2. Still below 1.36 i stay a seller of rallies - and watch closely for the 4th of August when the BOE is expected to deliver easing which should move GBP$ to 1.25-1.28 where i will TP.
- Current implied BOE bank rate cut probabilities are priced as the following:
-Three month short sterling (GBP) rate - 66% probability of a 25bps cut, up from 64% on the 26th.
-GBP Nominal OIS Spot rate - 84% probability of a 25bps cut on the 26th, up from 76% on the 25th
-GBP 1m Fwd Nominal OIS Rate - 29bps 100% priced as of 26th, up from 26bps on the 25th.
Any questions please ask.
Implied BOE Bank rate cut probabilities:
-Three month short sterling (GBP) rate - 66% probability of a 25bps cut as of 28th, stable at 66% as of the 27th.
-GBP Nominal OIS Spot rate - 92% probability of a 25bps cut as of the 27th, up from 84% on the 26th.
-GBP 1m Fwd Nominal OIS Rate - 30bps 100% priced as of 27th, up from 29bps 100% priced as of the 26th.
1. Following the BOJ disappointment which seems to be the norm rather than the exception of central bank delivery - Central bank confidence is likely to be taken down even lower than it already is - this could give GBP strength this week going into BOE.
- Especially so as a cut was expected in July but never materialised + MPC member K. Forbes Hawkish unwillingness to cut may resonate in peoples mind going into the meeting - I expect sterling to trade pretty flat into BOE, then sell-off quite aggressively when/ if they deliver.
1. 14% chance of 2016, 40% 2018 or later or not at all, 60% chance 1st half of 2017
updated probabilities today - should be a bearish change for GBP, sell off in the back-end and steepening in the front-middle for H1 2017 but GBP seems to be trading bid (again).. the mystery continues.

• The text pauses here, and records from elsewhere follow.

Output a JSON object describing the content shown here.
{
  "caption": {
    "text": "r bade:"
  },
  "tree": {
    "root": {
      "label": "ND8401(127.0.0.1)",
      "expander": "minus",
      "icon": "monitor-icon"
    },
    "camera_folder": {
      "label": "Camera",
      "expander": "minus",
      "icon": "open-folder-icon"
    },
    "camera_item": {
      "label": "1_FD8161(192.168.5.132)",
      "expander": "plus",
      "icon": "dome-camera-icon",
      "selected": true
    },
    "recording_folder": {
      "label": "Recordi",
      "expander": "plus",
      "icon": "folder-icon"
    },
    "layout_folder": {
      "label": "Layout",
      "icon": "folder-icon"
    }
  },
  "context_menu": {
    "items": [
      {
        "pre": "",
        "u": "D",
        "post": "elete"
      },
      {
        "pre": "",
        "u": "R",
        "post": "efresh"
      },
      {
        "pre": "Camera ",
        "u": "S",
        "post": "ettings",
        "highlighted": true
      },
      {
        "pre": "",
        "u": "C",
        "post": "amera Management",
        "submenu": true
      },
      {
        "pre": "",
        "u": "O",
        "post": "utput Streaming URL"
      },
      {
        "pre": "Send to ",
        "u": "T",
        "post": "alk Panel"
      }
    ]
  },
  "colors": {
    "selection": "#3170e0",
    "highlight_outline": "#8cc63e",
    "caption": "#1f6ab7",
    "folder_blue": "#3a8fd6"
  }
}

Though this time we have much more qualitative factors e.g. BOE MPC minutes said on the record "Most members expect to loosen policy in august". And since then we have had the biggest hawk MPC Member Martin Weale come over to the dove/ easing side after PMI/ Business optimism was at 8yr lows.. Looks to stand at a 7-1 vote to cut/ ease imo - so yes i do think they will lol.